It isn't possible to have "just probabilistic" (maybe a philosophical exception could be made for a uniform random distribution or whatever provides the little dose of randomness required to get nondeterministic results). Probabilities are always in context of a model. LLMs model language but language itself is a model of something else. My money would have been on language modelling nonsense, but that is quite clearly not the case. Turns out it models the world and so do LLMs.
The literal definition of a model is "an informative representation of an object, person, or system". I think you mean something else though, what are you trying to express exactly?
Well this is probably the same kind of semantic trap she's fighting with. Yes, you're right it's a model. The distinction is that they models of _language_ and not thoughts or feelings.
When I read your reply, I’m also modeling language.

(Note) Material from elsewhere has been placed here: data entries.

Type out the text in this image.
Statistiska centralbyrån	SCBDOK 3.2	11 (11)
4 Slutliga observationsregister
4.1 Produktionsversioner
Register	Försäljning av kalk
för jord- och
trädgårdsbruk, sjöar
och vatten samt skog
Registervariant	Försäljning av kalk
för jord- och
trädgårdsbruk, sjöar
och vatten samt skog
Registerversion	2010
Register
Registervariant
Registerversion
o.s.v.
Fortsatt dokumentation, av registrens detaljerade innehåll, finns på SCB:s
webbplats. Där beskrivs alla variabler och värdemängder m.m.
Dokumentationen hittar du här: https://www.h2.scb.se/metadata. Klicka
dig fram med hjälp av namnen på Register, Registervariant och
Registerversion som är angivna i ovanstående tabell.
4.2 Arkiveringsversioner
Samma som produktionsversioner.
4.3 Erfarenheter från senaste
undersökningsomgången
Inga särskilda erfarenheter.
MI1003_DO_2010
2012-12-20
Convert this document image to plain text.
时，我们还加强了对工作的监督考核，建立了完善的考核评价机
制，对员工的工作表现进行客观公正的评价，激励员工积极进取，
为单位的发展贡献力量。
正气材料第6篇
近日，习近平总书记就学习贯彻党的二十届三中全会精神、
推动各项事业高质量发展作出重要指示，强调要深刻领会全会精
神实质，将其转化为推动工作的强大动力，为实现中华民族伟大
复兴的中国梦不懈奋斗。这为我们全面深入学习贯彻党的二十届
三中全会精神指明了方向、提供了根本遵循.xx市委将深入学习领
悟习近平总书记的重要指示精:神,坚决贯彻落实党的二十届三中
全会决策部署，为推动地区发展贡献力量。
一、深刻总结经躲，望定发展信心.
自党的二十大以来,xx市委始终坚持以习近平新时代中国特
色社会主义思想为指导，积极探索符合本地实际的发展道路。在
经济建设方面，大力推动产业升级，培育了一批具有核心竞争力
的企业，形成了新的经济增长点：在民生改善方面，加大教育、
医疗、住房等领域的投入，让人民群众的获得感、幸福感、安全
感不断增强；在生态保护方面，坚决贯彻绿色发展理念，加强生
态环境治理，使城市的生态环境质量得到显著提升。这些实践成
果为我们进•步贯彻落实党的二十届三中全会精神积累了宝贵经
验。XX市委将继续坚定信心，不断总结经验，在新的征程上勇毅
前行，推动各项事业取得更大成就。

Tokens are just the discretization of the model’s eyes and ears. My brain does a huge amount of work to represent what’s happening in the world based on discrete information received from the outside world, just like language models do.
Sure but you've also probably formed a model of who I am and what I'm thinking and formulated a response that isn't just grammatical and relevant but designed to provoke an outcome.
We're discussing whether they are models or not, not whether they have goals and agency. A language model does form a model of who you are and what you're thinking, because language is causally connected to those aspects of the generating distribution and modeling those aspects reduces cross-entropy.
RL provides the goals and agency. Pretraining provides the model.
There's a reason stochastic was used in the original phrase instead of "probabilistic."
While most inference executions are intentionally non-deterministic, even a purely deterministic one would still be stochastic in that the model itself was built in a process such that the statistical frequency, sequencing, etc of the training text and followup processes all heavily influence the result.
Because of that, the output is the sort of thing that is not expected to generate 100% perfect output 100% of the time, but to have a good probability of being like-in-kind-to-the-training-data (and useful/relevant as a result).
(As compared to a non-stochastic model, like arithmetic on integers, where 2+2 is always gonna be 4 and you don't have a chance of coming up with some novel pair of inputs to addition that will cause your arithmetic to miss the mark.)
Agreed. My point was to question the use of “just“ to obscure an incredibly complicated process, which has been shown repeatedly to rely on generalizations that are indistinguishable from world models.
Now, it is true that the world they’re modeling is the world of tokens. But insofar as those tokens, be they text or images or videos, are themselves modeling the real world, LLMs do have a model of the real world.